Portugal tinha cerca de dez casos confirmados de covid-19 quando tomou providências — pesou o fato de 22,8% de sua população pertencer ao grupo de risco. O país entra em sua terceira semana de quarentena declarada pelo governo, mas, segundo Vanessa, o povo já estava confinado antes mesmo do comunicado oficial. “A cidade está às moscas. Não se pode sair de casa, apenas para necessidades extremas. A polícia para os carros nas ruas e pergunta o destino e o tempo da permanência fora. Caso haja recusa em seguir as regras, existe risco de prisão”, explica.
Para a brasileira, é justamente essa rigidez no distanciamento social que aumenta sua sensação de segurança. “As medidas estão se provando úteis na regressão dos casos da doença. No Brasil, não vejo a consciência necessária sobre a gravidade da covid-19”. Vanessa acrescenta que o país chegará logo ao pico de casos e sente que “o Brasil anda na contramão das outras nações”.
Marina Keppe, 23 anos, descreve a fiscalização do isolamento em Saint Étienne, na França, como tão rígida quanto a portuguesa. Ela estuda engenharia na Escola Nacional de Engenheiros (Enise) há sete meses e se sente tranquila não apenas pelas medidas tomadas, “mas pelo respeito das pessoas”. Em 16 de março, Emmanuel Macron, presidente da França, declarou quarentena e estipulou regras: a permanência fora de casa é de uma hora e apenas com um documento específico em mãos, que tem de ser preenchido com nome, data de nascimento e endereço.
À exceção de farmácias e supermercados, onde só podem entrar quatro pessoas por vez e a distância mínima entre os indivíduos nas filas é de um metro, todos os estabelecimentos se encontram fechados. Em uma ida ao mercado, Marina foi parada pela polícia e teve de mostrar documentos. Tudo certo no caso dela. Mas quem se nega a seguir ordens leva multa e corre risco de prisão.

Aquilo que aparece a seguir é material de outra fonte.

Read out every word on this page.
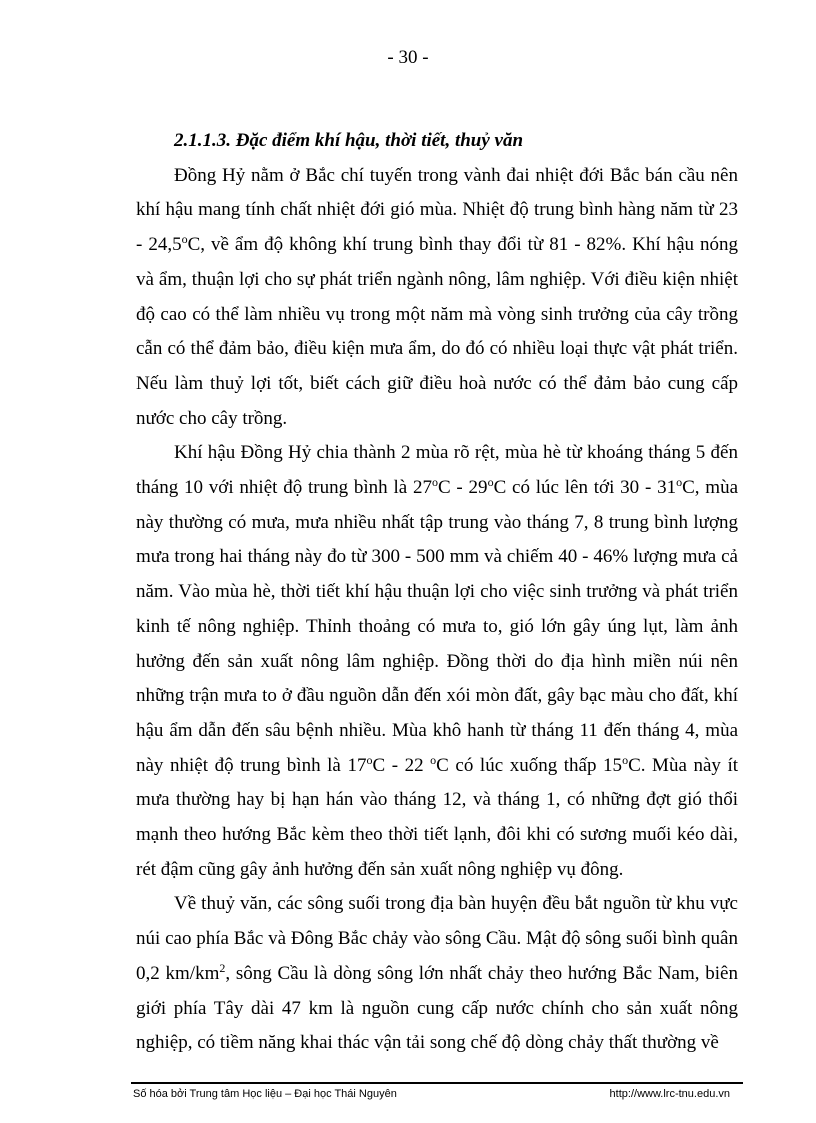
- 30 -

2.1.1.3. Đặc điểm khí hậu, thời tiết, thuỷ văn

Đồng Hỷ nằm ở Bắc chí tuyến trong vành đai nhiệt đới Bắc bán cầu nên khí hậu mang tính chất nhiệt đới gió mùa. Nhiệt độ trung bình hàng năm từ 23 - 24,5$^o$C, về ẩm độ không khí trung bình thay đổi từ 81 - 82%. Khí hậu nóng và ẩm, thuận lợi cho sự phát triển ngành nông, lâm nghiệp. Với điều kiện nhiệt độ cao có thể làm nhiều vụ trong một năm mà vòng sinh trưởng của cây trồng cẫn có thể đảm bảo, điều kiện mưa ẩm, do đó có nhiều loại thực vật phát triển. Nếu làm thuỷ lợi tốt, biết cách giữ điều hoà nước có thể đảm bảo cung cấp nước cho cây trồng.

Khí hậu Đồng Hỷ chia thành 2 mùa rõ rệt, mùa hè từ khoáng tháng 5 đến tháng 10 với nhiệt độ trung bình là 27$^o$C - 29$^o$C có lúc lên tới 30 - 31$^o$C, mùa này thường có mưa, mưa nhiều nhất tập trung vào tháng 7, 8 trung bình lượng mưa trong hai tháng này đo từ 300 - 500 mm và chiếm 40 - 46% lượng mưa cả năm. Vào mùa hè, thời tiết khí hậu thuận lợi cho việc sinh trưởng và phát triển kinh tế nông nghiệp. Thỉnh thoảng có mưa to, gió lớn gây úng lụt, làm ảnh hưởng đến sản xuất nông lâm nghiệp. Đồng thời do địa hình miền núi nên những trận mưa to ở đầu nguồn dẫn đến xói mòn đất, gây bạc màu cho đất, khí hậu ẩm dẫn đến sâu bệnh nhiều. Mùa khô hanh từ tháng 11 đến tháng 4, mùa này nhiệt độ trung bình là 17$^o$C - 22 $^o$C có lúc xuống thấp 15$^o$C. Mùa này ít mưa thường hay bị hạn hán vào tháng 12, và tháng 1, có những đợt gió thổi mạnh theo hướng Bắc kèm theo thời tiết lạnh, đôi khi có sương muối kéo dài, rét đậm cũng gây ảnh hưởng đến sản xuất nông nghiệp vụ đông.

Về thuỷ văn, các sông suối trong địa bàn huyện đều bắt nguồn từ khu vực núi cao phía Bắc và Đông Bắc chảy vào sông Cầu. Mật độ sông suối bình quân 0,2 $km/km^2$, sông Cầu là dòng sông lớn nhất chảy theo hướng Bắc Nam, biên giới phía Tây dài 47 km là nguồn cung cấp nước chính cho sản xuất nông nghiệp, có tiềm năng khai thác vận tải song chế độ dòng chảy thất thường về

Số hóa bởi Trung tâm Học liệu – Đại học Thái Nguyên	http://www.lrc-tnu.edu.vn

“Conversei com minha família e decidi permanecer na França porque considero o sistema de saúde daqui mais forte que o brasileiro”, afirma. Mesmo com os hospitais sobrecarregados, ainda não ouviu nenhum caso como os do Brasil, onde não há testes suficientes e os resultados demoram semanas para sair. Criticando tanto falas do atual presidente Jair Bolsonaro quanto atitudes da população brasileira, Marina diz que nesse momento se sente mais segura do que estaria em seu país natal.

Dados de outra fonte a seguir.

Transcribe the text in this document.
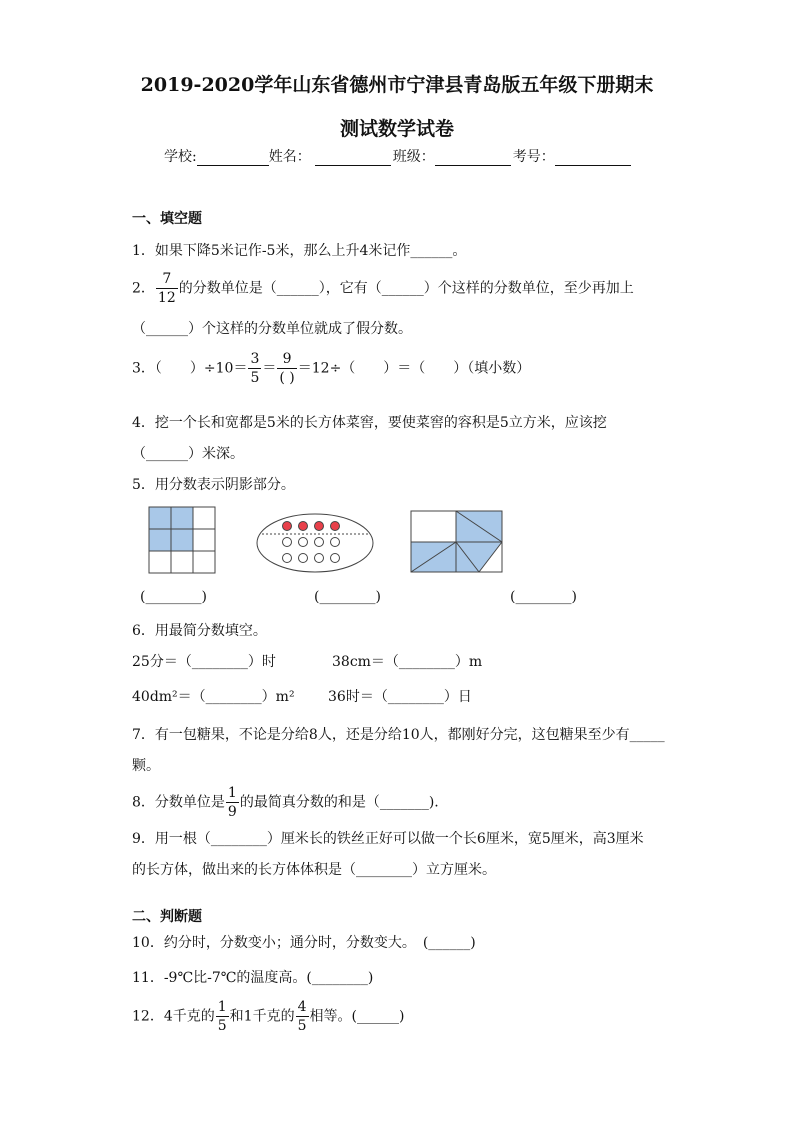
2019-2020学年山东省德州市宁津县青岛版五年级下册期末
测试数学试卷
学校:	姓名：	班级：	考号：
一、填空题
1．如果下降5米记作-5米，那么上升4米记作______。
2． $\frac{7}{12}$ 的分数单位是（______），它有（______）个这样的分数单位，至少再加上
（______）个这样的分数单位就成了假分数。
3．（　　）$\div 10= \frac{3}{5} = \frac{9}{( )} =12\div$（　　）＝（　　）（填小数）
4．挖一个长和宽都是5米的长方体菜窖，要使菜窖的容积是5立方米，应该挖
（______）米深。
5．用分数表示阴影部分。
(________)	(________)	(________)
6．用最简分数填空。
25分＝（________）时	38cm＝（________）m
40dm²＝（________）m² 36时＝（________）日
7．有一包糖果，不论是分给8人，还是分给10人，都刚好分完，这包糖果至少有_____
颗。
8．分数单位是 $\frac{1}{9}$ 的最简真分数的和是（_______).
9．用一根（________）厘米长的铁丝正好可以做一个长6厘米，宽5厘米，高3厘米
的长方体，做出来的长方体体积是（________）立方厘米。
二、判断题
10．约分时，分数变小；通分时，分数变大。　(______)
11．-9℃比-7℃的温度高。(________)
12．4千克的 $\frac{1}{5}$ 和1千克的 $\frac{4}{5}$ 相等。(______)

Já para a intercambista Larissa Lima, 29 anos, voltar de Dublin, na Irlanda, para o Brasil não é uma possibilidade. Tendo declarado quarentena parcial no dia 13 de março e full lockdown (quarentena rígida) no dia 29, o governo irlandês já começou a implantar medidas de auxílio financeiro: 350 euros por semana até o fim da quarentena àqueles que têm seus empregos prejudicados. Mercados estão abertos e são abastecidos normalmente. Diferentemente da França, a Irlanda instaurou uma distância de dois metros entre pessoas nas filas, e todos devem fazer uso de máscaras e luvas enquanto fazem compras. A estudante também menciona uma forte fiscalização nas ruas: pede-se que os moradores não se afastem mais de dois quilômetros de suas residências e que não saiam acompanhados. Caso infrinjam alguma das recomendações, os policiais os orientam a voltar para casa. Profissionais da área da saúde podem se locomover desde que apresentem carta assinada pelo empregador.
Larissa é muito categórica ao afirmar que o governo passa confiança à população, informando diariamente, por meio de boletins, a situação da doença no país. O primeiro-ministro Leo Varadkar reativou sua licença médica para exercer a profissão no combate ao coronavírus, atuando semanalmente pelo telefone na avaliação de sintomas dos pacientes do serviço público. “A sensação é de um grande preparo da Irlanda, que dá passos à frente antes que a crise seja maior”, argumenta. Até o momento, o país tem cerca de 5 mil casos confirmados da doença, pouco mais de um terço que o Brasil. “Mas é a segurança que o governo transmite à sociedade que me deixa tranquila em permanecer por aqui”, finaliza.